Comment 5 Jiri Olsa 2021-03-17 15:56:32 UTC
Jerome got audit related lock as well:
https://bugzilla.redhat.com/show_bug.cgi?id=1938640#c4

Comment 6 Jiri Olsa 2021-03-17 16:00:18 UTC
(In reply to Jiri Olsa from comment #5)
> Jerome got audit related lock as well:
> https://bugzilla.redhat.com/show_bug.cgi?id=1938640#c4

I meant with bpf_probe_read_compat ;-)

Comment 7 Serguei Makarov 2021-03-18 16:46:08 UTC
Looks like the bug appears in earlier reversions, though not consistently (which threw off my first bisection attempt). See upstream discussion:

https://lore.kernel.org/bpf/CANYvDQOH5ZDpQBAHtz13YNiJ2Bhd56wnoas71UdYco62g-xBDg@mail.gmail.com/T/#t

Comment 8 Jerome Marchand 2021-05-03 15:44:53 UTC
*** Bug 1956237 has been marked as a duplicate of this bug. ***

Comment 9 Daniel Borkmann 2021-05-03 16:07:28 UTC
As discussed upstream, based on the stack trace, the issue is very clearly from audit subsystem. You can also easily verify by running the same reproducer on a kernel which has no compiled-in audit subsystem.

Comment 10 Daniel Borkmann 2021-05-03 16:19:12 UTC
Also shown as in the other duplicate (1956237) that it's clearly an audit (and /not/ bpf) issue:

> When booting with "audit=0" then it seems runqlat works reliably on two different F34 VMs and the system does not hang on power down.

Comment 11 Jiri Olsa 2021-06-09 11:24:56 UTC
upstream fix:
  ff40e51043af bpf, lockdown, audit: Fix buggy SELinux lockdown permission checks

Comment 12 Justin M. Forbes 2021-06-09 12:56:20 UTC
This patch is queued for 5.12.10 stable, so should make the next update.

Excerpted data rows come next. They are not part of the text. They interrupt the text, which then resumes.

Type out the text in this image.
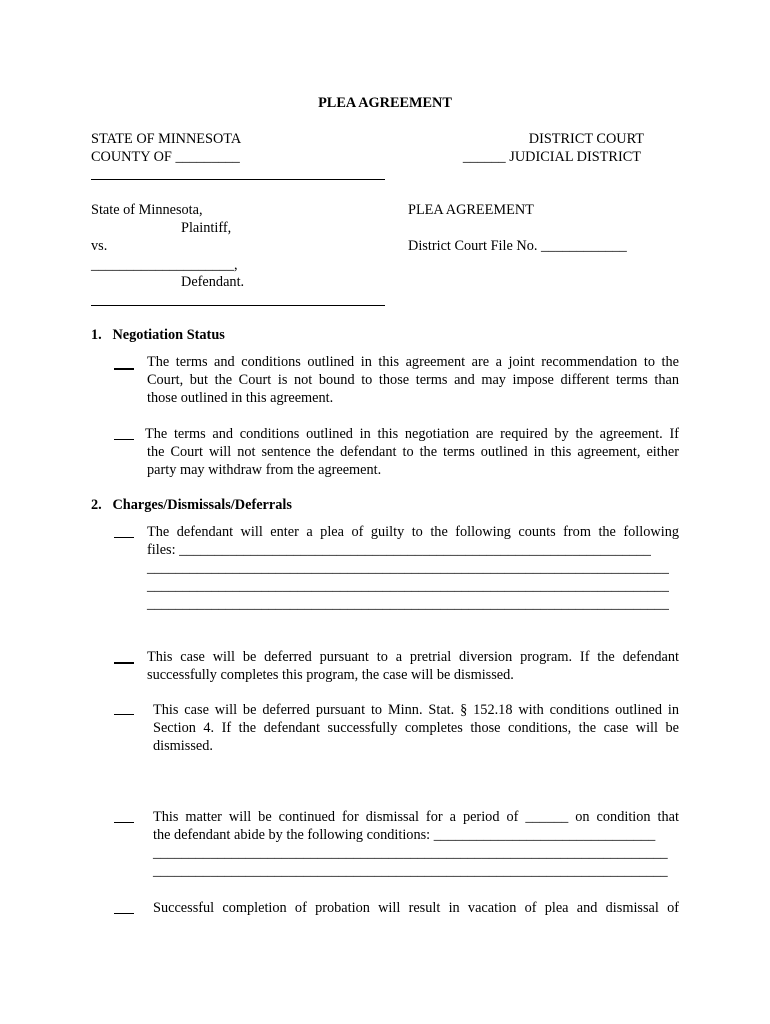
PLEA AGREEMENT
STATE OF MINNESOTA
COUNTY OF _________
DISTRICT COURT
______ JUDICIAL DISTRICT
State of Minnesota,
Plaintiff,
vs.
____________________,
Defendant.
PLEA AGREEMENT
District Court File No. ____________
1.   Negotiation Status
The terms and conditions outlined in this agreement are a joint recommendation to the
Court, but the Court is not bound to those terms and may impose different terms than
those outlined in this agreement.
The terms and conditions outlined in this negotiation are required by the agreement. If
the Court will not sentence the defendant to the terms outlined in this agreement, either
party may withdraw from the agreement.
2.   Charges/Dismissals/Deferrals
The defendant will enter a plea of guilty to the following counts from the following
files: __________________________________________________________________
_________________________________________________________________________
_________________________________________________________________________
_________________________________________________________________________
This case will be deferred pursuant to a pretrial diversion program. If the defendant
successfully completes this program, the case will be dismissed.
This case will be deferred pursuant to Minn. Stat. § 152.18 with conditions outlined in
Section 4. If the defendant successfully completes those conditions, the case will be
dismissed.
This matter will be continued for dismissal for a period of ______ on condition that
the defendant abide by the following conditions: _______________________________
________________________________________________________________________
________________________________________________________________________
Successful completion of probation will result in vacation of plea and dismissal of
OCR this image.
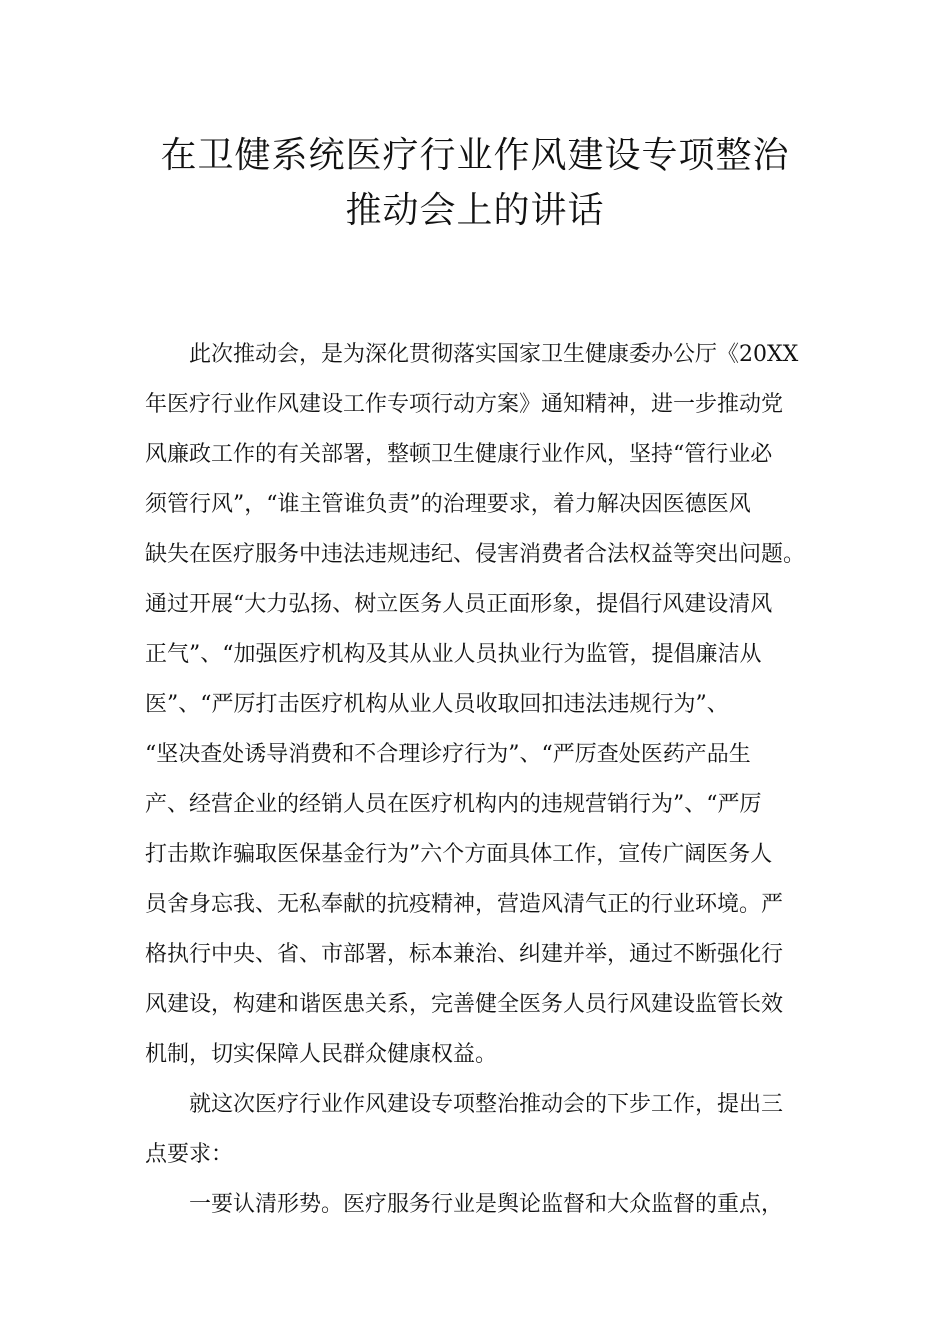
在卫健系统医疗行业作风建设专项整治
推动会上的讲话

此次推动会，是为深化贯彻落实国家卫生健康委办公厅《20XX
年医疗行业作风建设工作专项行动方案》通知精神，进一步推动党
风廉政工作的有关部署，整顿卫生健康行业作风，坚持“管行业必
须管行风”，“谁主管谁负责”的治理要求，着力解决因医德医风
缺失在医疗服务中违法违规违纪、侵害消费者合法权益等突出问题。
通过开展“大力弘扬、树立医务人员正面形象，提倡行风建设清风
正气”、“加强医疗机构及其从业人员执业行为监管，提倡廉洁从
医”、“严厉打击医疗机构从业人员收取回扣违法违规行为”、
“坚决查处诱导消费和不合理诊疗行为”、“严厉查处医药产品生
产、经营企业的经销人员在医疗机构内的违规营销行为”、“严厉
打击欺诈骗取医保基金行为”六个方面具体工作，宣传广阔医务人
员舍身忘我、无私奉献的抗疫精神，营造风清气正的行业环境。严
格执行中央、省、市部署，标本兼治、纠建并举，通过不断强化行
风建设，构建和谐医患关系，完善健全医务人员行风建设监管长效
机制，切实保障人民群众健康权益。

就这次医疗行业作风建设专项整治推动会的下步工作，提出三
点要求：

一要认清形势。医疗服务行业是舆论监督和大众监督的重点，
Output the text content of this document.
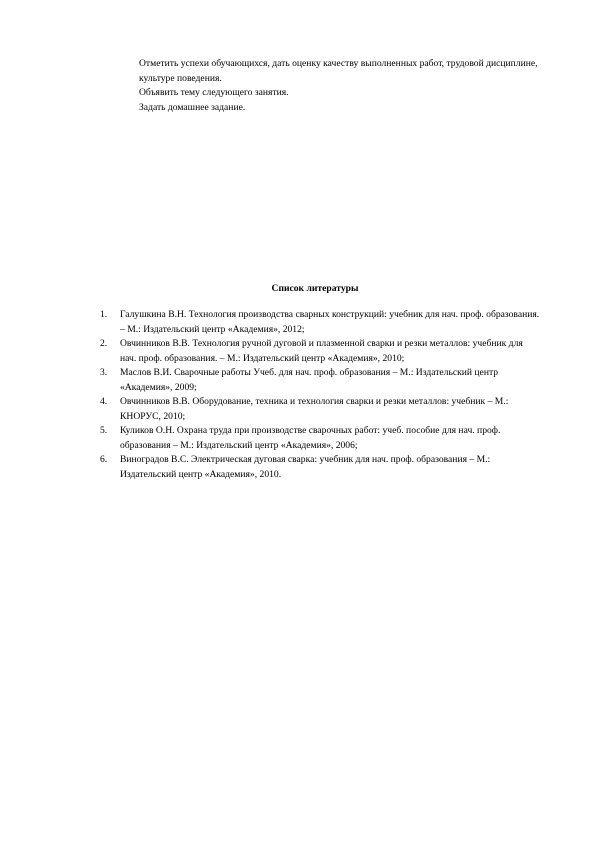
Отметить успехи обучающихся, дать оценку качеству выполненных работ, трудовой дисциплине, культуре поведения.

Объявить тему следующего занятия.

Задать домашнее задание.

Список литературы
1.	Галушкина В.Н. Технология производства сварных конструкций: учебник для нач. проф. образования. – М.: Издательский центр «Академия», 2012;
2.	Овчинников В.В. Технология ручной дуговой и плазменной сварки и резки металлов: учебник для нач. проф. образования. – М.: Издательский центр «Академия», 2010;
3.	Маслов В.И. Сварочные работы Учеб. для нач. проф. образования – М.: Издательский центр «Академия», 2009;
4.	Овчинников В.В. Оборудование, техника и технология сварки и резки металлов: учебник – М.: КНОРУС, 2010;
5.	Куликов О.Н. Охрана труда при производстве сварочных работ: учеб. пособие для нач. проф. образования – М.: Издательский центр «Академия», 2006;
6.	Виноградов В.С. Электрическая дуговая сварка: учебник для нач. проф. образования – М.: Издательский центр «Академия», 2010.
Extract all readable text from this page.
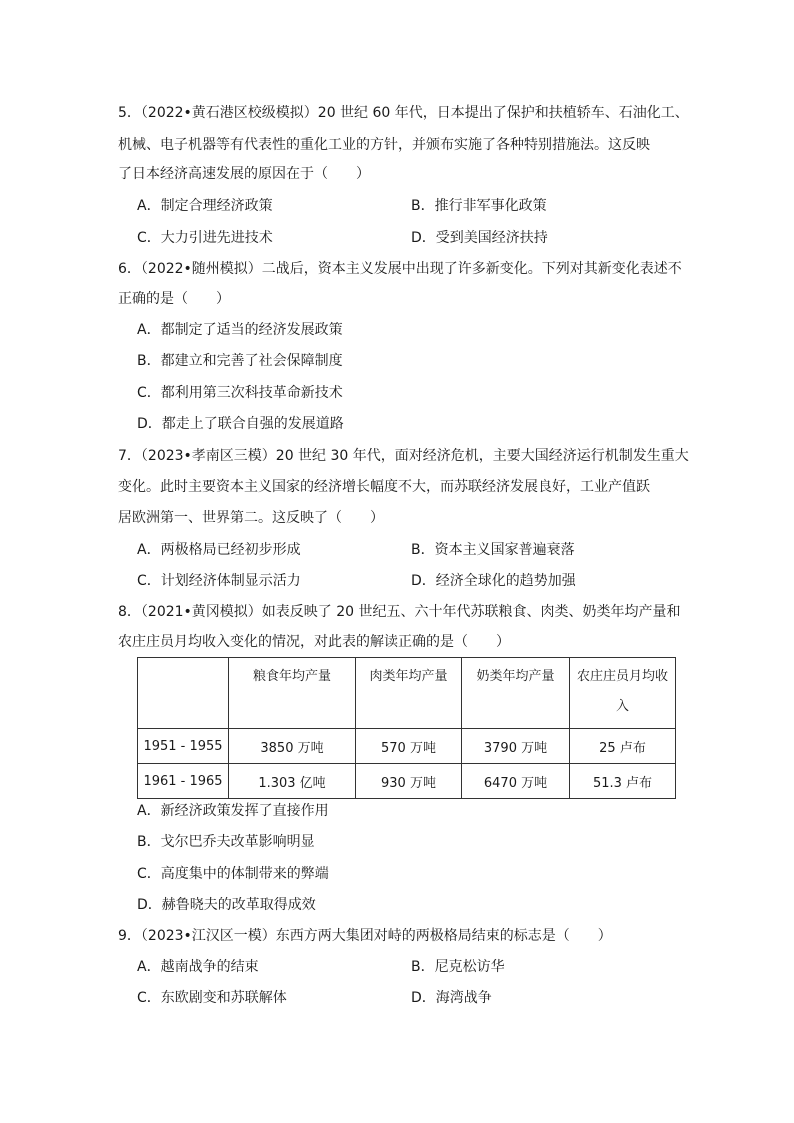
5．（2022•黄石港区校级模拟）20 世纪 60 年代，日本提出了保护和扶植轿车、石油化工、
机械、电子机器等有代表性的重化工业的方针，并颁布实施了各种特别措施法。这反映
了日本经济高速发展的原因在于（　　）
A．制定合理经济政策	B．推行非军事化政策
C．大力引进先进技术	D．受到美国经济扶持
6．（2022•随州模拟）二战后，资本主义发展中出现了许多新变化。下列对其新变化表述不
正确的是（　　）
A．都制定了适当的经济发展政策
B．都建立和完善了社会保障制度
C．都利用第三次科技革命新技术
D．都走上了联合自强的发展道路
7．（2023•孝南区三模）20 世纪 30 年代，面对经济危机，主要大国经济运行机制发生重大
变化。此时主要资本主义国家的经济增长幅度不大，而苏联经济发展良好，工业产值跃
居欧洲第一、世界第二。这反映了（　　）
A．两极格局已经初步形成	B．资本主义国家普遍衰落
C．计划经济体制显示活力	D．经济全球化的趋势加强
8．（2021•黄冈模拟）如表反映了 20 世纪五、六十年代苏联粮食、肉类、奶类年均产量和
农庄庄员月均收入变化的情况，对此表的解读正确的是（　　）
	粮食年均产量	肉类年均产量	奶类年均产量	农庄庄员月均收入
1951 - 1955	3850 万吨	570 万吨	3790 万吨	25 卢布
1961 - 1965	1.303 亿吨	930 万吨	6470 万吨	51.3 卢布
A．新经济政策发挥了直接作用
B．戈尔巴乔夫改革影响明显
C．高度集中的体制带来的弊端
D．赫鲁晓夫的改革取得成效
9．（2023•江汉区一模）东西方两大集团对峙的两极格局结束的标志是（　　）
A．越南战争的结束	B．尼克松访华
C．东欧剧变和苏联解体	D．海湾战争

Comment 13 Fedora Update System 2021-06-10 23:15:38 UTC
FEDORA-2021-bc2a819bc5 has been submitted as an update to Fedora 34. https://bodhi.fedoraproject.org/updates/FEDORA-2021-bc2a819bc5

Comment 14 Fedora Update System 2021-06-10 23:15:41 UTC
FEDORA-2021-db2bb87f35 has been submitted as an update to Fedora 33. https://bodhi.fedoraproject.org/updates/FEDORA-2021-db2bb87f35

Comment 15 Fedora Update System 2021-06-11 01:42:44 UTC
FEDORA-2021-db2bb87f35 has been pushed to the Fedora 33 testing repository.
Soon you'll be able to install the update with the following command:
`sudo dnf upgrade --enablerepo=updates-testing --advisory=FEDORA-2021-db2bb87f35`
You can provide feedback for this update here: https://bodhi.fedoraproject.org/updates/FEDORA-2021-db2bb87f35

See also https://fedoraproject.org/wiki/QA:Updates_Testing for more information on how to test updates.

Comment 16 Fedora Update System 2021-06-11 02:08:06 UTC
FEDORA-2021-bc2a819bc5 has been pushed to the Fedora 34 testing repository.
Soon you'll be able to install the update with the following command:
`sudo dnf upgrade --enablerepo=updates-testing --advisory=FEDORA-2021-bc2a819bc5`
You can provide feedback for this update here: https://bodhi.fedoraproject.org/updates/FEDORA-2021-bc2a819bc5

See also https://fedoraproject.org/wiki/QA:Updates_Testing for more information on how to test updates.

Comment 17 Fedora Update System 2021-06-15 01:05:11 UTC
FEDORA-2021-bc2a819bc5 has been pushed to the Fedora 34 stable repository.
If problem still persists, please make note of it in this bug report.

Comment 18 Fedora Update System 2021-06-15 01:21:25 UTC
FEDORA-2021-db2bb87f35 has been pushed to the Fedora 33 stable repository.
If problem still persists, please make note of it in this bug report.